The bylaws do not require the prosecutor to show a court that a person was dishonest in order to prove a breach. The prosecutor does not need to show that a person intended to travel without a ticket. All the prosecutor needs to show is that the person did not have a valid ticket in the relevant area. Whatever excuse a person may have is irrelevant. It is for this reason that train companies usually decide to charge those accused of fare evasion with bylaw offences: it is easy to prove and difficult to challenge in the courts.

While not particularly serious on the overall scale of offending, the circumstances in which a bylaw was breached may indicate to a professional regulator that a person has acted dishonestly. For example, if there is evidence on an oyster card that a person has repeatedly dodged fares then this could be taken as evidence of dishonesty. TFL, in particular, make a habit of checking oyster card history.

Bylaw offences carry a fine. For that reason, they should remain as unspent convictions on a person’s record for 1 year.

Regulation of Railway Offences

A prosecutor also has a set of offences he can charge which are more serious due to the penalty they attract upon conviction. Under section 3 of the Regulation of Railways Act 1889, a person is guilty of an offence if he or she:

Travels or attempts to travel on a railway without having previously paid his fare, and with intent to avoid payment; or

Having paid his fare for a certain distance, knowingly and wilfully proceeds by train beyond that distance without previously paying the additional fare for the additional distance, and with intent to avoid payment; or

Having failed to pay his fare, gives in reply to a request by an officer of a railway company a false name or address.

For the first two offences ((a) and (b)), which involve either travelling without paying a fare or taking a journey further than is allowed on the ticket, the prosecution have to prove that a person intended to avoid payment. It is therefore more difficult to prove these offences than a bylaw offence. However, it is far from impossible. For example, if a person upon being stopped by a revenue inspector makes an admission that they did not intend to pay for a ticket (for whatever reason, including lack of money) they risk investigation and prosecution for this offence. Travelling with the intention of not paying a fare amounts, in almost all circumstances, to dishonesty. Investigation for these offences therefore presents a serious risk to the career of professionals. The final offence of giving a false name or address (c) may be committed where a person, acting under great stress and fear of being convicted, makes a misguided decision to lie to get themselves out of the situation. Revenue inspectors generally have means to check that names and addresses given are accurate. If found guilty of this offence, a court has concluded the person is dishonest.

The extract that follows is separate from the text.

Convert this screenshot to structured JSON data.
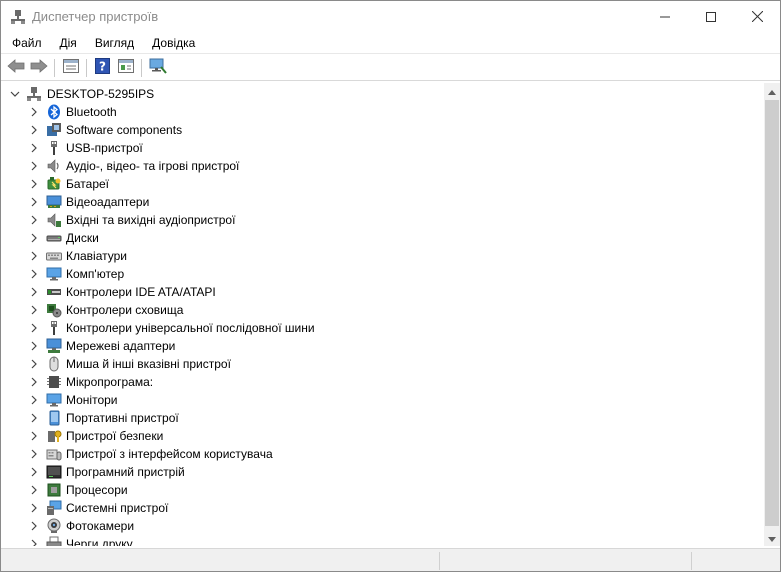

Conviction for any of the offences under the Regulation of Railways Act 1889 can lead not only to a fine but could lead to imprisonment for up to three months.

If you face investigation for a fare evasion offence, it is important to seek expert advice from experienced lawyers as soon as possible. Appropriate and detailed advice, early engagement with prosecutors on your behalf, and robust representation may prevent findings of dishonesty which, as Mr Kemeny’s case demonstrates, will cripple any professional aspirations.